Ms. Zubulake emphasized that her case was not about e-discovery, but the gender discrimination she experienced while working for UBS Warburg.
She then sought to dispel a few myths about her case. She stated she has read many articles about her case that claim the adverse inference instruction was a prominent factor in the jury decision in her favor. She said this was not true and follow up interviews with jury members confirmed that they were swayed more by the e-mail evidence found in the backup tapes. (Sharon Nelson over on her Ride the Lightning blog discusses this a bit as well.)
Ms. Zubulake admitted that the decision to actually file her claim in February 2002 was one of the hardest decisions of her entire life. She greatly enjoyed her job, and begged her superiors to transfer her many times before her termination.
Discovery for the Zubulake case started in June 2002 and went through October 2004. Ms. Zubulake expressed her exasperation with the length of time that it took for discovery saying that some of the most important and relevant evidence was not even produced to her until early 2004.
Ms. Zubulake believes that the first decision was the most important opinion of all since it gave her the authority to search for e-mails which she knew were absolutely crucial to discovery.
Ms. Zubulake described how active she became in her case, even becoming a senior member of her legal team. She personally selected the five individuals (custodians) to search because she stated that she was in the best position to actually know what happened and who was involved.
Keywords became a very important aspect of her search and she mentioned that she now regrets she was not more “creative” in her keyword selection because she believes that she could have potentially found more relevant information.
The other panelists provided some interesting insight into various corporate e-discovery viewpoints, but all of them had a special word of empathy for Ms.
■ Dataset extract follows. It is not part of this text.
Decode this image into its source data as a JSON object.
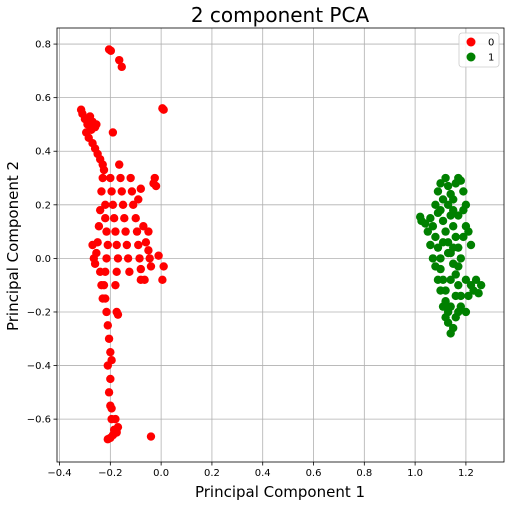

Zubulake. Likewise, the audience had several questions for Ms. Zubulake that were delivered with a lot of respect.
In law school, we are taught to leave emotion out of our legal analysis. And while I know the Zubulake opinions backwards and forwards, and I’ve heard numerous people opine on the merits and facts of the case, hearing Ms. Zubulake tell her side of the story forced me to consider the impact of the case on a real person, rather than simply use the case as a ubiquitous guide for corporate e-discovery.
Ms. Zubulake detailed that she was un-employed for the 3 years during her case, and as a result “didn’t spend a dime” on anything. She mentioned the support of her mother throughout the ordeal, who was a legal secretary for many years.
And most telling for me personally, was hearing about the “technology” that Ms. Zubulake used during her case. She recounted that e-mails would be produced to her lawyer in hard copy. She would go to her lawyer’s office, make copies, and then take them home to her Dell computer to type information from each e-mail into a large Excel spreadsheet. She recorded information such as Bates number, author, recipient, cc, bcc, subject, body, etc. This was her document database/index and she mentioned that it helped tremendously when her legal team needed to pull up a particular document. And because she actually typed everything into the spreadsheet herself, Ms. Zubulake commented that she basically memorized every aspect of her case, and thus became the most valuable resource for her team.
Another telling comment from Ms. Zubulake: “Thank god for the Internet – that’s where I learned, and downloaded case law.”
One last question to Ms. Zubulake asked if there was a time she would have given up the fight. Her response that there were some down times; it was “not a perfect litigation, but I don’t have any regrets.”